All we had were our two blankets, pillow, sandals and our clothes in a pile, and the loin cloth. Some scouts seemed to already have a loin cloth and tee shirt, but I don't know how they got their's ahead of time.

I followed the chief' as he led us with a flaming torch through the night and when he pointed to a space some ten feet from the last brave, I spread my blankets and bedded down. It was very moody and significant.

The next day we awoke at daybreak after a rough night, and were led to the dining hall where we were issued a single "snack pack" cereal box that we cut open and then poured milk into to eat. That and a piece of fruit from a basket was our breakfast.

Then we were divided up into work gangs. I was given to Mr. S, who was a line-man for Consumer Power. He was an expert tree climber who cleared fallen limbs and trimmed trees for a living. He took me and another boy aside and said while he wasn't going to change the rules of the weekend, the dangerous work that we were doing REQUIRED us to talk, to speak up whenever necessary and only when necessary, to prevent damage, injury or accidents. Did we understand? We nodded. He asked again and said, "I couldn't hear you." We said "yes" quietly, and nodded.

We worked with him all morning and afternoon, clearing trees and dragging limbs around. It was interesting work, and was a service to the camp which had never been logged nor harvested.  We broke around noon for a simple lunch and toilet break, and then back to work with Mr.S again. I enjoyed it.

But by evening, we were tired. The meals, while adequate, where not large.
When we ate our beef stew for dinner, most wanted to turn in, but we were taken to another campfire, where a big deal was made of our day of service.
The group was asked if we had completed our tasks, passed the tests and were worthy. Without exception, we had all passed, but the leader said there were only a few more tests to be passed before the weekend would come to a close Sunday morning when we departed.

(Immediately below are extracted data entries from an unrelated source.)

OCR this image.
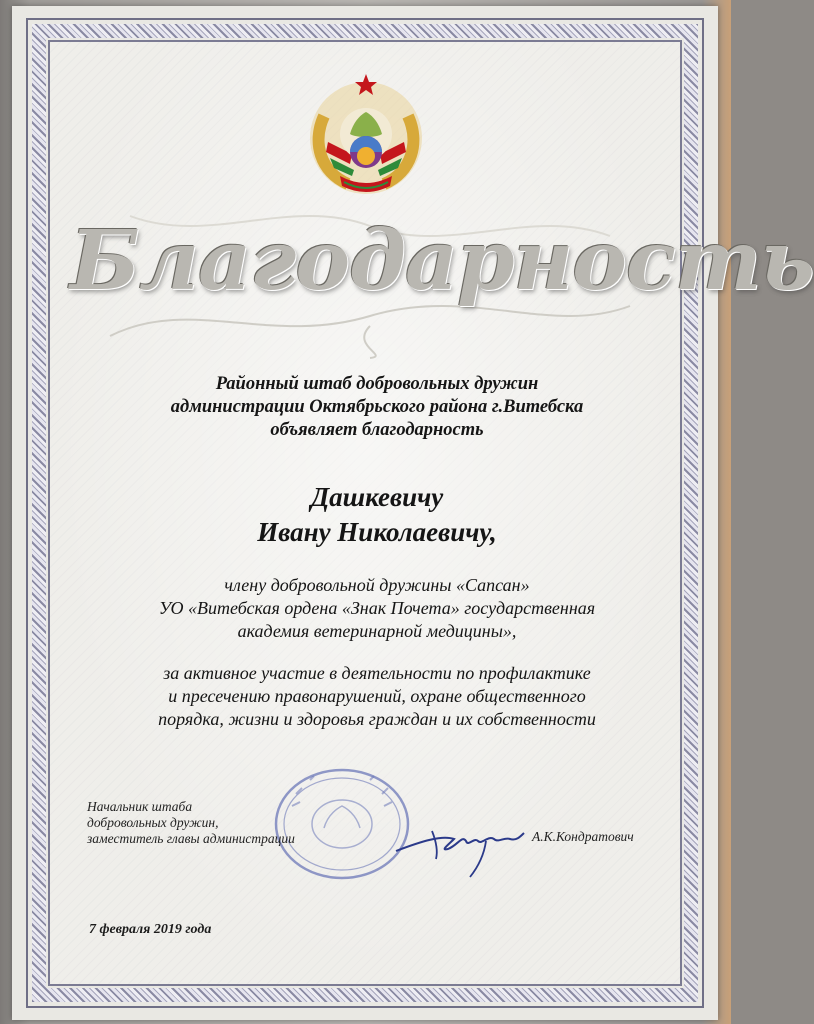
Благодарность
Районный штаб добровольных дружин
администрации Октябрьского района г.Витебска
объявляет благодарность
Дашкевичу
Ивану Николаевичу,
члену добровольной дружины «Сапсан»
УО «Витебская ордена «Знак Почета» государственная
академия ветеринарной медицины»,
за активное участие в деятельности по профилактике
и пресечению правонарушений, охране общественного
порядка, жизни и здоровья граждан и их собственности
Начальник штаба
добровольных дружин,
заместитель главы администрации	А.К.Кондратович
7 февраля 2019 года
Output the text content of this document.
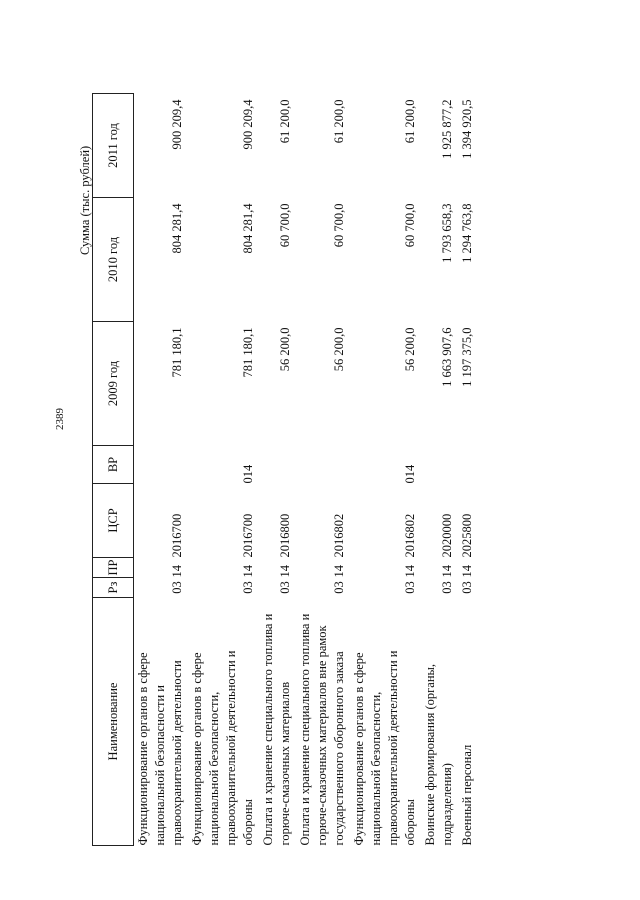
2389
Сумма (тыс. рублей)
Наименование	Рз	ПР	ЦСР	ВР	2009 год	2010 год	2011 год
Функционирование органов в сфере национальной безопасности и правоохранительной деятельности	03	14	2016700		781 180,1	804 281,4	900 209,4
Функционирование органов в сфере национальной безопасности, правоохранительной деятельности и обороны	03	14	2016700	014	781 180,1	804 281,4	900 209,4
Оплата и хранение специального топлива и горюче-смазочных материалов	03	14	2016800		56 200,0	60 700,0	61 200,0
Оплата и хранение специального топлива и горюче-смазочных материалов вне рамок государственного оборонного заказа	03	14	2016802		56 200,0	60 700,0	61 200,0
Функционирование органов в сфере национальной безопасности, правоохранительной деятельности и обороны	03	14	2016802	014	56 200,0	60 700,0	61 200,0
Воинские формирования (органы, подразделения)	03	14	2020000		1 663 907,6	1 793 658,3	1 925 877,2
Военный персонал	03	14	2025800		1 197 375,0	1 294 763,8	1 394 920,5
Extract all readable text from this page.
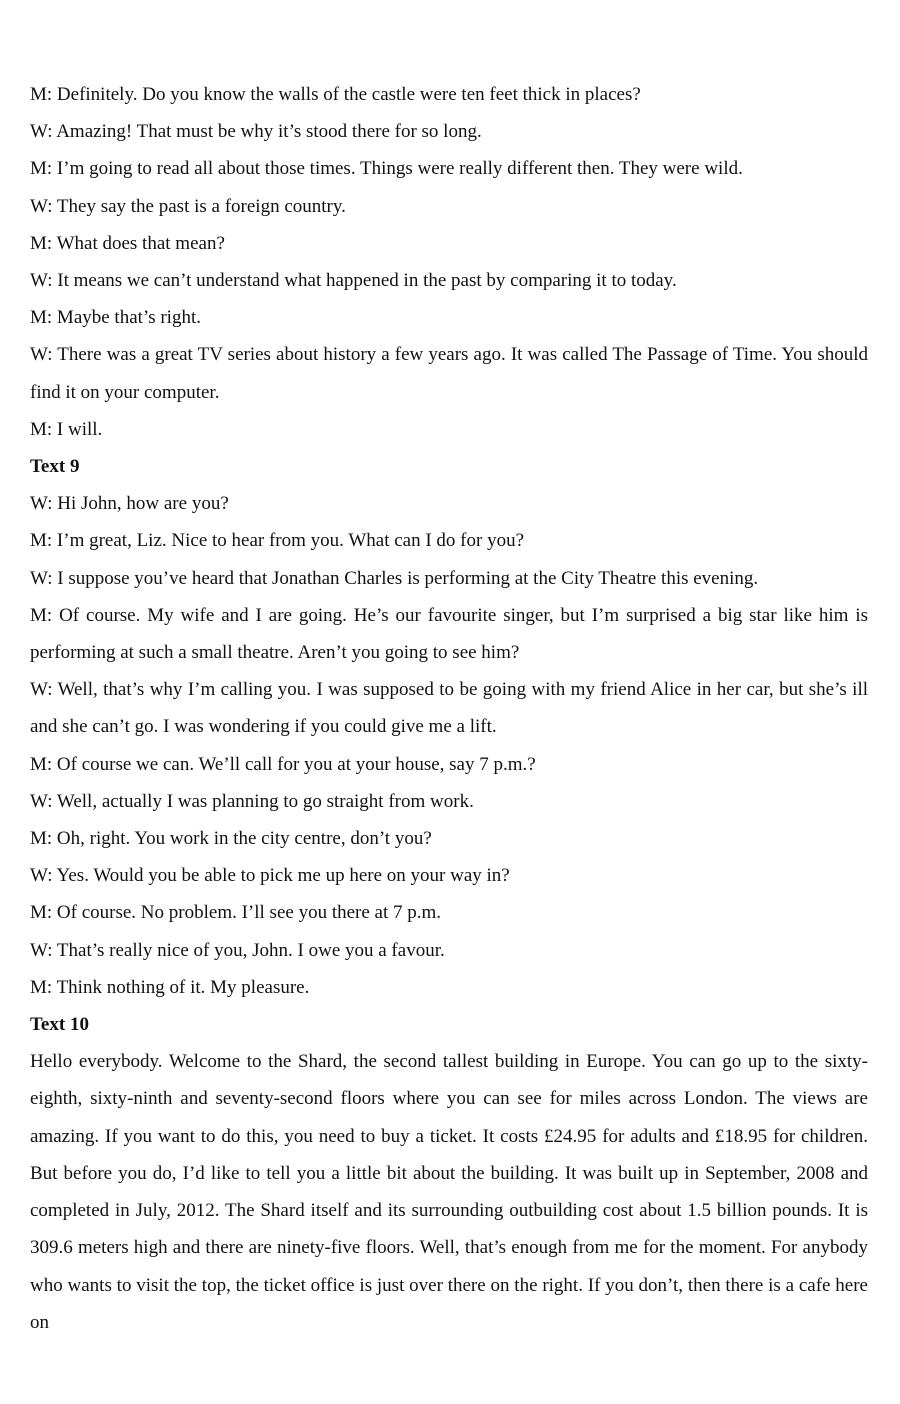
M: Definitely. Do you know the walls of the castle were ten feet thick in places?

W: Amazing! That must be why it’s stood there for so long.

M: I’m going to read all about those times. Things were really different then. They were wild.

W: They say the past is a foreign country.

M: What does that mean?

W: It means we can’t understand what happened in the past by comparing it to today.

M: Maybe that’s right.

W: There was a great TV series about history a few years ago. It was called The Passage of Time. You should find it on your computer.

M: I will.

Text 9

W: Hi John, how are you?

M: I’m great, Liz. Nice to hear from you. What can I do for you?

W: I suppose you’ve heard that Jonathan Charles is performing at the City Theatre this evening.

M: Of course. My wife and I are going. He’s our favourite singer, but I’m surprised a big star like him is performing at such a small theatre. Aren’t you going to see him?

W: Well, that’s why I’m calling you. I was supposed to be going with my friend Alice in her car, but she’s ill and she can’t go. I was wondering if you could give me a lift.

M: Of course we can. We’ll call for you at your house, say 7 p.m.?

W: Well, actually I was planning to go straight from work.

M: Oh, right. You work in the city centre, don’t you?

W: Yes. Would you be able to pick me up here on your way in?

M: Of course. No problem. I’ll see you there at 7 p.m.

W: That’s really nice of you, John. I owe you a favour.

M: Think nothing of it. My pleasure.

Text 10

Hello everybody. Welcome to the Shard, the second tallest building in Europe. You can go up to the sixty-eighth, sixty-ninth and seventy-second floors where you can see for miles across London. The views are amazing. If you want to do this, you need to buy a ticket. It costs £24.95 for adults and £18.95 for children. But before you do, I’d like to tell you a little bit about the building. It was built up in September, 2008 and completed in July, 2012. The Shard itself and its surrounding outbuilding cost about 1.5 billion pounds. It is 309.6 meters high and there are ninety-five floors. Well, that’s enough from me for the moment. For anybody who wants to visit the top, the ticket office is just over there on the right. If you don’t, then there is a cafe here on
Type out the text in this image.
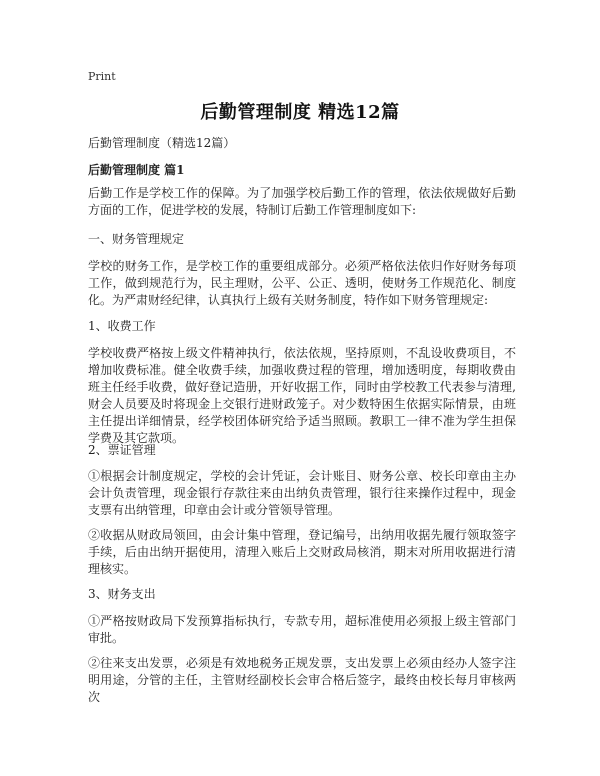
Print
后勤管理制度 精选12篇
后勤管理制度（精选12篇）
后勤管理制度 篇1
后勤工作是学校工作的保障。为了加强学校后勤工作的管理，依法依规做好后勤方面的工作，促进学校的发展，特制订后勤工作管理制度如下:
一、财务管理规定
学校的财务工作，是学校工作的重要组成部分。必须严格依法依归作好财务每项工作，做到规范行为，民主理财，公平、公正、透明，使财务工作规范化、制度化。为严肃财经纪律，认真执行上级有关财务制度，特作如下财务管理规定:
1、收费工作
学校收费严格按上级文件精神执行，依法依规，坚持原则，不乱设收费项目，不增加收费标准。健全收费手续，加强收费过程的管理，增加透明度，每期收费由班主任经手收费，做好登记造册，开好收据工作，同时由学校教工代表参与清理,财会人员要及时将现金上交银行进财政笼子。对少数特困生依据实际情景，由班主任提出详细情景，经学校团体研究给予适当照顾。教职工一律不准为学生担保学费及其它款项。
2、票证管理
①根据会计制度规定，学校的会计凭证，会计账目、财务公章、校长印章由主办会计负责管理，现金银行存款往来由出纳负责管理，银行往来操作过程中，现金支票有出纳管理，印章由会计或分管领导管理。
②收据从财政局领回，由会计集中管理，登记编号，出纳用收据先履行领取签字手续，后由出纳开据使用，清理入账后上交财政局核消，期末对所用收据进行清理核实。
3、财务支出
①严格按财政局下发预算指标执行，专款专用，超标准使用必须报上级主管部门审批。
②往来支出发票，必须是有效地税务正规发票，支出发票上必须由经办人签字注明用途，分管的主任，主管财经副校长会审合格后签字，最终由校长每月审核两次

He didn't enumerate them, but again stressed this was a secret service organization and that we were not to speak openly about anything that had happened here. They walked among us and made a mark of an arrow on our foreheads in white greasy paint. He said we were to spend the night in silence in the woods again and reflect on this. Then we were led away into the woods where again they pointed out sleeping spots for us. But something was different as we were not only in a different location, and it seemed that the group was being sorted, almost by age or size. It didn't matter, cause everyone was tired and immediately bedded down silently without issue.


The next morning, we were roused, led to the group showers, dressed, fed a meager breakfast again, and let to the campfire circle. There, we were each presented with a white sash with an arrow and told to keep it clean and wear it proudly. I thought of the ceremony from the night before, and realized I couldn't talk about this to anyone.  I turned and locked eyes with my friend John.

It suddenly occurred to me why this was known as the "Order of the Arrow."
studfinder studfinder
56-60, M
1 Response Sep 5, 2012

I'm confused - - it sounded at first as if you were going to relate something bad happening, but it all sounds about as I expected here (I was once a candidate for Order of the Arrow, but was not selected). Am I missing something?

Yeah, I can see that. You've read the sanitized version. Try searching for "Order of the Arrow" and read the longer, more detailed adult version of this story under "My First Time" category. I was suggested that I censor this version you read under "BSA"...

I can see why there are two versions. Still, if you weren't supposed to have told anyone about the weekend, why are you breaking your silence now? Confession good for the soul?